Background Invariant Classification on Infrared Imagery by Data Efficient Training and Reducing Bias in CNNs

Even though convolutional neural networks can classify objects in images very accurately, it is well known that the attention of the network may not always be on the semantically important regions of the scene. It has been observed that networks often learn background textures which are not relevant to the object of interest. In turn this makes the networks susceptible to variations and changes in the background which negatively affect their performance. We propose a new two-step training procedure called split training to reduce this bias in CNNs on both Infrared imagery and RGB data. Our split training procedure has two steps: using MSE loss first train the layers of the network on images with background to match the activations of the same network when it is trained using images without background; then with these layers frozen, train the rest of the network with cross-entropy loss to classify the objects. Our training method outperforms the traditional training procedure in both a simple CNN architecture, and deep CNNs like VGG and Densenet which use lots of hardware resources, and learns to mimic human vision which focuses more on shape and structure than background with higher accuracy.

Multiple View Generation and Classification of Mid-wave Infrared Images using Deep Learning

We propose a novel study of generating unseen arbitrary viewpoints for infrared imagery in the non-linear feature subspace . Current methods use synthetic images and often result in blurry and distorted outputs.
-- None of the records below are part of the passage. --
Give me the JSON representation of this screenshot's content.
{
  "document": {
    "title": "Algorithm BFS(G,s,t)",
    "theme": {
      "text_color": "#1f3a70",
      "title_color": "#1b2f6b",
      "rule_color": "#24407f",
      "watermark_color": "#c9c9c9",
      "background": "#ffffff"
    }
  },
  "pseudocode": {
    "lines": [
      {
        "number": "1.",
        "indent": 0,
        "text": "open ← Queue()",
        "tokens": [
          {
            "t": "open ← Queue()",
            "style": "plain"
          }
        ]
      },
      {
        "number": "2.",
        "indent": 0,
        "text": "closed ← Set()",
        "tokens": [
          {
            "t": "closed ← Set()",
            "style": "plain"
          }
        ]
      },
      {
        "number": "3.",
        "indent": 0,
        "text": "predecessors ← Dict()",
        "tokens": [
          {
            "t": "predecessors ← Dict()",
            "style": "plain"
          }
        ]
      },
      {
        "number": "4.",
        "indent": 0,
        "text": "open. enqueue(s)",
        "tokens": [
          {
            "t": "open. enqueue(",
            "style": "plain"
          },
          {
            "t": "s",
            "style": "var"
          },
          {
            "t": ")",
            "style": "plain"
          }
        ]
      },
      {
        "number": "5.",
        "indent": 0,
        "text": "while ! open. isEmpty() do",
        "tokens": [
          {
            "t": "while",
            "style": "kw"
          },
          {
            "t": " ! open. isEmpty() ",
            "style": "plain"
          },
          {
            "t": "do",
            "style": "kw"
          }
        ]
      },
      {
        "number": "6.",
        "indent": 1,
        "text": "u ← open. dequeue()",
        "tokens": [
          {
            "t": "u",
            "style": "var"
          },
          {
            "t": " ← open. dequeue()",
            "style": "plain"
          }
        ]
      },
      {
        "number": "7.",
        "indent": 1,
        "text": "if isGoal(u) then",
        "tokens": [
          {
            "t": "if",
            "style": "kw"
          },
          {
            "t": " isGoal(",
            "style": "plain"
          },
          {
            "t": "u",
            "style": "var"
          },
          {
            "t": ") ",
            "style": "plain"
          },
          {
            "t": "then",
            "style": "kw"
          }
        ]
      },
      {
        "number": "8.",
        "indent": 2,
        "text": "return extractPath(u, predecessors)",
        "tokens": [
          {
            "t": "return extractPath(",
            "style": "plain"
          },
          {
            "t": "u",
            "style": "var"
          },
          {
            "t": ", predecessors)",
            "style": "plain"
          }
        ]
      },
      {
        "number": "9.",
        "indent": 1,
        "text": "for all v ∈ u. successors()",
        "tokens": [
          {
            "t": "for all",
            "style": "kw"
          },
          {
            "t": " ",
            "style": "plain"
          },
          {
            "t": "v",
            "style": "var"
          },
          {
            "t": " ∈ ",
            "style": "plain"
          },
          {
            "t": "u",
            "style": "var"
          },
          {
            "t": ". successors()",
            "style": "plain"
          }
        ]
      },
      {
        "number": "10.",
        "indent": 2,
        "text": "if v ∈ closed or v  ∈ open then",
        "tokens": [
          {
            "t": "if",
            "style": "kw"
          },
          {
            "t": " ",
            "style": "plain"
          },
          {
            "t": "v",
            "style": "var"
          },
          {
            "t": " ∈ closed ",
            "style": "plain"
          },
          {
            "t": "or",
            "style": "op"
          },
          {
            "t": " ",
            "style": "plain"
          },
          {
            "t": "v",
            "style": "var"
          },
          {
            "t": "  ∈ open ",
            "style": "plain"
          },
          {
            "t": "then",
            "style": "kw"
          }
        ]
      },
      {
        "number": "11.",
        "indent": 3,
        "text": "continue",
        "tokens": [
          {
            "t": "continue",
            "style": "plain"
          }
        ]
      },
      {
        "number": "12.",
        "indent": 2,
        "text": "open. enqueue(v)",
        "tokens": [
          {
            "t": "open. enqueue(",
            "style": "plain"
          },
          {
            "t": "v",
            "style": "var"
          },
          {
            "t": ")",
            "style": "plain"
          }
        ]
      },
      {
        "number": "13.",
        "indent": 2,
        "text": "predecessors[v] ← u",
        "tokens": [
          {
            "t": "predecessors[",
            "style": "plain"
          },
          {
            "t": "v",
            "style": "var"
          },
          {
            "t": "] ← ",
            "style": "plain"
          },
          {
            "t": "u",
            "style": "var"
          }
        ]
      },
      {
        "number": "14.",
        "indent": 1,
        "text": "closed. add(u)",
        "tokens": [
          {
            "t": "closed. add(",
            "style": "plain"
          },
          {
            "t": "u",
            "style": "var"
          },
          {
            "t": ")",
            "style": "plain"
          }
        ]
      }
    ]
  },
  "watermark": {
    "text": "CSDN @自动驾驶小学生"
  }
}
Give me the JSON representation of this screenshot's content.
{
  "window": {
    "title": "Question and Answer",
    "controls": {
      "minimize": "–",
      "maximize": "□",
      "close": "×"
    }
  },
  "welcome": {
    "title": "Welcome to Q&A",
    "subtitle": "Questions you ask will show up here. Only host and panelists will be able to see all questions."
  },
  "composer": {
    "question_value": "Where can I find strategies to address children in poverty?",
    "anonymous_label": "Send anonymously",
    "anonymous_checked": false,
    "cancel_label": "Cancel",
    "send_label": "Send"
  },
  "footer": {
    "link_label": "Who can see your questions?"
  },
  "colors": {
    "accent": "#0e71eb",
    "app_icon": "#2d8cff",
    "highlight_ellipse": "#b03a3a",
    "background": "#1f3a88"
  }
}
Our approach on the contrary understands the semantic information in natural images and encapsulates it such that our predicted unseen views possess good 3D representations. We further explore the non-linear feature subspace and conclude that our network does not operate in the Euclidean subspace but rather in the Riemannian subspace. It does not learn the geometric transformation for predicting the position of the pixel in the new image but rather learns the manifold. To this end, we use t-SNE visualisations to conduct a detailed analysis of our network and perform classification of generated images as a low-shot learning task.